そんな、不健康な体を持つごく普通の少年である。


特別取り上げることとしたら右目にある先天的な問題を抱えている。

重病や奇病ではなく、見えるのである。

人と人の相関図とも言える線が。


色は様々である。

例えば、青は信頼、黄色は懐疑、桃色は恋慕、といった具合である。

もちろんくっきりしたものもあれば、人間関係なので濁っているものが大半だ。

ただ、そういった物が渦巻く鮮やかな視界のせいで、僕はこの自慢の美白を手にしたといっても過言ではない。

引きこもりのコミュニケーション皆無な人生なのである。


そんな不健康な吸血鬼擬きが、爽やかな青春の1ページと言っても過言ではない華やかな入学式のような大人数のワクワクスペースに登場するとこうなってしまうのである。

例えるなら、まさに目に直接、美術の授業終わりにクラス全員分が使った筆洗いバケツを集めた鮮やかすぎる汚水をぶちまけられるようなものなのである。

現代アート顔負けである光景だ。


全く参ってしまう…。

そんな自己紹介をしていても、気分が悪いので空を仰ぎながらたどり着いた校舎裏のベンチに腰をかける。

ちなみに移動距離は校門に入ってすぐ角を曲がったところである。

チョロQくらいの移動距離である。


「あんな光景をキャンバスにぶちまけて表現できたら僕はピカソに匹敵できるかもな…。」

息を整えて自虐を空に吐き出してみる僕の視界に、同じく空に吐き出されたであろうタバコの煙が挨拶をしてきた。

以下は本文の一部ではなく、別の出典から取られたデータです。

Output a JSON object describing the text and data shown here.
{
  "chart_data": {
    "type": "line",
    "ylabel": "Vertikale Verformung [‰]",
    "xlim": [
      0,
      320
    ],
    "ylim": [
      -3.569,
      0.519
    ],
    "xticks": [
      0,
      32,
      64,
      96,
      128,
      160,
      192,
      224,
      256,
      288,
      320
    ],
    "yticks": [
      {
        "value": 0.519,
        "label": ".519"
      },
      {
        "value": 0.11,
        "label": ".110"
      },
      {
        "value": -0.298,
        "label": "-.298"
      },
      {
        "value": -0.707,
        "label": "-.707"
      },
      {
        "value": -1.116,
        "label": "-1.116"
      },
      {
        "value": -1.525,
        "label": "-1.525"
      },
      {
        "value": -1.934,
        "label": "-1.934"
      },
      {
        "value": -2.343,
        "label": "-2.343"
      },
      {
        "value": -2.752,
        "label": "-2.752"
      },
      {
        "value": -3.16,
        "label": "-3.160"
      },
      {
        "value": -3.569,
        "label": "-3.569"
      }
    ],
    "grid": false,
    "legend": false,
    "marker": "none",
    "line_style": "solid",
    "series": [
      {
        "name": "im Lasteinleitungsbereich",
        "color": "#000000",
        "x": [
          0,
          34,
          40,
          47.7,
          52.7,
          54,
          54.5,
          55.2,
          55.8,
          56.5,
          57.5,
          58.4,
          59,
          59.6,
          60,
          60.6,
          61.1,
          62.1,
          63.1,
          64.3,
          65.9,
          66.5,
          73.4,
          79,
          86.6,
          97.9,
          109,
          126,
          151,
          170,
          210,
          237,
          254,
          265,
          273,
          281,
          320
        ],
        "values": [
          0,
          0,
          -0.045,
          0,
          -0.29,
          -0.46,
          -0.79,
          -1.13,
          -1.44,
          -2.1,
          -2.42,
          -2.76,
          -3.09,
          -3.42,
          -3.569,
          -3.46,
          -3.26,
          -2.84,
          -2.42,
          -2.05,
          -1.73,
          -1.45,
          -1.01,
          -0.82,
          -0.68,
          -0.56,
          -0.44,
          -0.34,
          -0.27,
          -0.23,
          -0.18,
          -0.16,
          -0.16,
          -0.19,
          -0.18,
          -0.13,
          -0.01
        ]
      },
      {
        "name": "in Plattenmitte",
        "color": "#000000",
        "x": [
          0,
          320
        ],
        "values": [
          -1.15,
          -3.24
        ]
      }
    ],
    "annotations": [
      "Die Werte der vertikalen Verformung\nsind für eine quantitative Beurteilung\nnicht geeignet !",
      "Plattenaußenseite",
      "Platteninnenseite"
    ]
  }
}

「おっと悪いな新入生、受動喫煙だなんて騒ぐなよ?非行の煙を吸い込んでくれ。」

ベンチの後ろの校舎の窓から飛び出してきた突然の副流煙に僕は咳き込み、泣きながら窓の方を睨み返す。

「この令和の昨今に最低な挨拶だな、おっさん!」

「おっと、悪かったな。煙亭先生ってもんだ、よろしくな非行少年。」

「誰が非行少年だ!よろしくできるか!!」

「なんだ先生に向かってカリカリしやがって。

華やかな場所からフラフラと出てきたから心配して煙を分け与えてあげたんだが…。

あんまりな態度の15歳だな…。」

「青白い不健康な少年をヤニカス扱いするな!

15歳よろしく、15の朝で盗んだ自転車で飛び出していってやろうか!」

僕の怒号が響きわたった。

そして、ニヤニヤする不愉快を通り越している髭が似合う胡散臭い先生。

そんな僕の高校生デビューが炸裂したのであった。